So, there is this idea called co-creation, wherein the Universe and our lives are not unilaterally set in place by the Divine nor is it by our will alone that our fates are chosen, but rather it is our interactions with that which She has made which forms what is and what will be. In short, it is our own Free Will, combined with His hands, which charts the course of the Universe. Of course, our individual will, no matter how free, is not usually a huge factor in this process but it IS a factor nonetheless. When we act in a collective manner using our combined Free Will to choose a particular path, we work in concert with Her power to change the world. This comes about most poignantly in the celebration of Eucharist and, more specifically, the physical elements involved.

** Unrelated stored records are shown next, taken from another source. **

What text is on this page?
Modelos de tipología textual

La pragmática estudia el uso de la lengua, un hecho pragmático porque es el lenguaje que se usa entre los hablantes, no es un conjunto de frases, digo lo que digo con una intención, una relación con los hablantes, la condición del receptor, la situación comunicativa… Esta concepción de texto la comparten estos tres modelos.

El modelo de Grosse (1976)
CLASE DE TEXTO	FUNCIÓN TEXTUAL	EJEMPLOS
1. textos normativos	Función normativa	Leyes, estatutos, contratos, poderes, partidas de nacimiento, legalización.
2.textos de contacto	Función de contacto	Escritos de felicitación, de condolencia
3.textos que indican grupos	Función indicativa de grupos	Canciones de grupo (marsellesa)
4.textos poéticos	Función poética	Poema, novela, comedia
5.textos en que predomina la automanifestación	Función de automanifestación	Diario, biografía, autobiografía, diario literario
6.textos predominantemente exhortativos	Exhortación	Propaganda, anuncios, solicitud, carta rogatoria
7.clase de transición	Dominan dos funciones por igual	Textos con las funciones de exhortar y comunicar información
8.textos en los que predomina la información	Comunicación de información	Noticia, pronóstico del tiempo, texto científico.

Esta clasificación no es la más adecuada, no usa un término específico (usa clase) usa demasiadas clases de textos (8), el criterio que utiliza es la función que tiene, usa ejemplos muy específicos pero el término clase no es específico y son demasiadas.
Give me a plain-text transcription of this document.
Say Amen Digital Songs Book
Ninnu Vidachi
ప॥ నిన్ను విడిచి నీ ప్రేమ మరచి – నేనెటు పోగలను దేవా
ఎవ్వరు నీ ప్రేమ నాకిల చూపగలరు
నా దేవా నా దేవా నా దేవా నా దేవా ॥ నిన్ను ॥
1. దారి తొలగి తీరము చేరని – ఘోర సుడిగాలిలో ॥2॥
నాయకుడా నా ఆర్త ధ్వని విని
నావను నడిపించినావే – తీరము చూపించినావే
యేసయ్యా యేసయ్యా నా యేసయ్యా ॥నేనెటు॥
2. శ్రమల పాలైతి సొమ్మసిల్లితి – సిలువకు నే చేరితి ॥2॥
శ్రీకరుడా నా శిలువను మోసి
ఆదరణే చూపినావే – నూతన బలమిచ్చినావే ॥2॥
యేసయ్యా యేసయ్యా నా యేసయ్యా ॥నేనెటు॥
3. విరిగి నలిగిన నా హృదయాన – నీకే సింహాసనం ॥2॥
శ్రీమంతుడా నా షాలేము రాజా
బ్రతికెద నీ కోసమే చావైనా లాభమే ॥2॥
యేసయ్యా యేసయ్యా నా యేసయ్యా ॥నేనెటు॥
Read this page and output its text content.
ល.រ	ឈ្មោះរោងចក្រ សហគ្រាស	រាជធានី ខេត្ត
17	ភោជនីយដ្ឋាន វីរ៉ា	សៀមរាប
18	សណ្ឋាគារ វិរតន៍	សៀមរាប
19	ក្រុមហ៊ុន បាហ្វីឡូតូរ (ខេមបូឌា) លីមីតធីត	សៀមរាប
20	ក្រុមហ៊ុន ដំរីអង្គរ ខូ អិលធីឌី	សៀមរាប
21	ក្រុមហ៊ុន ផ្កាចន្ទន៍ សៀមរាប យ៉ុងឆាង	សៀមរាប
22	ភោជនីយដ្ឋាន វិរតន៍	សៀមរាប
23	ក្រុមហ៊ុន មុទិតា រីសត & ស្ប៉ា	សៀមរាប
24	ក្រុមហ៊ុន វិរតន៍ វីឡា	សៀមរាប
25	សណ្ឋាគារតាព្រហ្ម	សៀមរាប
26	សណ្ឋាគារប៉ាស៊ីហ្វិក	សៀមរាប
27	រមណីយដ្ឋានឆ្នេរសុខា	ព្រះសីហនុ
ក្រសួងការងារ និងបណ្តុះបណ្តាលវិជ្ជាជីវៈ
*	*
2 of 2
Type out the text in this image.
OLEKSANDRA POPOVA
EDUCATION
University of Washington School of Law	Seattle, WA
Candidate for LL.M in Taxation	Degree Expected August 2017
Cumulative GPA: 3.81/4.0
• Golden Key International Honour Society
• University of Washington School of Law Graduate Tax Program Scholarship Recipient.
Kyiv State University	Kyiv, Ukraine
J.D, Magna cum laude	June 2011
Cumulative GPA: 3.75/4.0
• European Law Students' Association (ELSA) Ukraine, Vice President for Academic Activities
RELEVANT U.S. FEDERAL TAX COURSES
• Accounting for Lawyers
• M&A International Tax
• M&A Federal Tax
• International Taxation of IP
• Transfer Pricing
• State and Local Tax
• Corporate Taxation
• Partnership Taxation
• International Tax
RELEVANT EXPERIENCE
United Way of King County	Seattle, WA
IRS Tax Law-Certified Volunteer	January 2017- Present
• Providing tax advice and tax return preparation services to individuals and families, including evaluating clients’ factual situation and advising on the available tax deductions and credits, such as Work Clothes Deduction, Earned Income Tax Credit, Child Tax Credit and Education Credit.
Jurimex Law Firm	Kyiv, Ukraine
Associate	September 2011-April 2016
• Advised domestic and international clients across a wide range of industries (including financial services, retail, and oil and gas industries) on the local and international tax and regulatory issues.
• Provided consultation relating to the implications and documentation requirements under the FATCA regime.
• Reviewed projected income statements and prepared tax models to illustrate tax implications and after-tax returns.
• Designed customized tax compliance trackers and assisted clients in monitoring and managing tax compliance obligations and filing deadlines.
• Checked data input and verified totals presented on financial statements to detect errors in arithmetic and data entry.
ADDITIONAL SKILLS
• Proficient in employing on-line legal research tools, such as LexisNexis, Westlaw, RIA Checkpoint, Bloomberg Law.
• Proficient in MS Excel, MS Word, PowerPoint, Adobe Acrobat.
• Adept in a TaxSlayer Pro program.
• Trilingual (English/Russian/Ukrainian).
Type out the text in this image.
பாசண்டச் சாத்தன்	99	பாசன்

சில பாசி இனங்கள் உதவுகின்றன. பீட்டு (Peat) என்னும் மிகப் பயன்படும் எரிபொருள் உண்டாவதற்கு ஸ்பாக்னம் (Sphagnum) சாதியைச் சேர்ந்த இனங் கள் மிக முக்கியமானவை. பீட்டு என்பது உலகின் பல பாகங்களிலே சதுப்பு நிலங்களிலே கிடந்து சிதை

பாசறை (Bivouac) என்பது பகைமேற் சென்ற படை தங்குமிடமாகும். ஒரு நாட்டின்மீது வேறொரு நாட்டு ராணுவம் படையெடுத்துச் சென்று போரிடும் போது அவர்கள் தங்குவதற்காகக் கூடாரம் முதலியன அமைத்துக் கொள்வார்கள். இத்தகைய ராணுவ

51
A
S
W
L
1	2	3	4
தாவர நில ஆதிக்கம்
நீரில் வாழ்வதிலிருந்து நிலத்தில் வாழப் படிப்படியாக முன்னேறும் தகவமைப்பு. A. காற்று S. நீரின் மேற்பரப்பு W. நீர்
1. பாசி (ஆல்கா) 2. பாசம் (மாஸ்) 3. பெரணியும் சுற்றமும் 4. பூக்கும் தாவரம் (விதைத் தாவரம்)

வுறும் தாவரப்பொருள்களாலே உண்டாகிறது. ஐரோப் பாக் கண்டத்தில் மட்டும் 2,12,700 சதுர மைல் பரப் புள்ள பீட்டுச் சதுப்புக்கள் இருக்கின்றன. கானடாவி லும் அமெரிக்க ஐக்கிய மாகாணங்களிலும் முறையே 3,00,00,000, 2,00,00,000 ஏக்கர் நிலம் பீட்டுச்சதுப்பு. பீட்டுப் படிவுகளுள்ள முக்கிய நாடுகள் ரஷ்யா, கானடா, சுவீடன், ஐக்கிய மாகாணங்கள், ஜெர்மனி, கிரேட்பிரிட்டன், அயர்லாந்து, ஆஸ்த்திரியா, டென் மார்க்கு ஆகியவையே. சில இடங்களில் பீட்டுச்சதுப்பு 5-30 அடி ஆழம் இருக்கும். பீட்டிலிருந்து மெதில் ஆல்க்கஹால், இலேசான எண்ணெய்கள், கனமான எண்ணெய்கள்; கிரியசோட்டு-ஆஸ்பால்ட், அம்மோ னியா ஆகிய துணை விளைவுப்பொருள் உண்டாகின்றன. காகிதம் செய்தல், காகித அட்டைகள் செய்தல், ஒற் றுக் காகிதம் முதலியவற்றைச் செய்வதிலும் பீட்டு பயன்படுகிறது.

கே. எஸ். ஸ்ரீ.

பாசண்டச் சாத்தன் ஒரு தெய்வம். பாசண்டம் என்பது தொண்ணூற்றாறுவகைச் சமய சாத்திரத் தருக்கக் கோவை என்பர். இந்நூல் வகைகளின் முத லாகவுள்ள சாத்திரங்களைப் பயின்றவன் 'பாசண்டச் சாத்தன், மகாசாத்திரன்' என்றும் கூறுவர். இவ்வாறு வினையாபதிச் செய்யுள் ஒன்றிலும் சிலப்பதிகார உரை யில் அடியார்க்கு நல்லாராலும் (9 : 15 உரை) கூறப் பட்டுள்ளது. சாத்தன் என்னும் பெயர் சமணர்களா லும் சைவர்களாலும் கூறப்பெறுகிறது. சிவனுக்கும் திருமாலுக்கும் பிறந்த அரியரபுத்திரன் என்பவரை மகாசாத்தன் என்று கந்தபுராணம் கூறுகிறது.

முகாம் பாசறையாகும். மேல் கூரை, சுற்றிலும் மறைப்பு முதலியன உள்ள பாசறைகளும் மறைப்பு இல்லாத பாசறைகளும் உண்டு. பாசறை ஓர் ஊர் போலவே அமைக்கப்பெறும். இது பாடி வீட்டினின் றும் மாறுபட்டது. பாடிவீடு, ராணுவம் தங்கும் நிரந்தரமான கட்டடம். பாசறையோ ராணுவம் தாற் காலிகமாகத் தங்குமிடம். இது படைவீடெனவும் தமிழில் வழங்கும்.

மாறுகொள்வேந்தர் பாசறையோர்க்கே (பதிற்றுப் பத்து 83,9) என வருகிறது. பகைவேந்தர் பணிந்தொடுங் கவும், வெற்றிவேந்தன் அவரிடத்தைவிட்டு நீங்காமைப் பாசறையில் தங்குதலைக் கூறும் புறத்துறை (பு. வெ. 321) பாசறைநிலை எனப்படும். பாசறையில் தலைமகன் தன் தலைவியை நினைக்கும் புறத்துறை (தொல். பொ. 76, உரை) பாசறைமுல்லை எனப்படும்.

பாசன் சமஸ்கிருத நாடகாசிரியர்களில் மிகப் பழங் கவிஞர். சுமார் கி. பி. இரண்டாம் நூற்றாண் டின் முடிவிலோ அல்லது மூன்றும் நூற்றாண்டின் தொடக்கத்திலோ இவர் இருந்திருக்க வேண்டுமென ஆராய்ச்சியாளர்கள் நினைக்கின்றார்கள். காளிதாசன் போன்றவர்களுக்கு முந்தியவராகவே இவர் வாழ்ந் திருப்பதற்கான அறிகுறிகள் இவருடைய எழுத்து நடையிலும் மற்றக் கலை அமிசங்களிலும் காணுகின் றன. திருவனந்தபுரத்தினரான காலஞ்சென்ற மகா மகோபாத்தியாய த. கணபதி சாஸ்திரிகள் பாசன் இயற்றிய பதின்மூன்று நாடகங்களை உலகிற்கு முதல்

Wheat and grapes, created by the Divine, raised and collected by humans, are transformed by us into bread and wine which we then offer up and ask for the Divine to transform into the Bread of Life and Salvic Cup. Without humanity, the wheat would wither and the grapes die on the vine. Without the Divine, they would never have been. Without the work of human hands, there is no bread or wine to bless and without the touch of God, they would be but empty symbols.
Looking in a larger sense, the entire story of Christianity is this interplay. The crux of the Gospel is that God (fully divine) became flesh (fully human), dwelt amoung us and, by word and deed, showed that fully human and fully Divine is not only possible, it is how we are supposed to be. As St. Athanasius (amoung others) put so long ago, "God became man so that man may become God."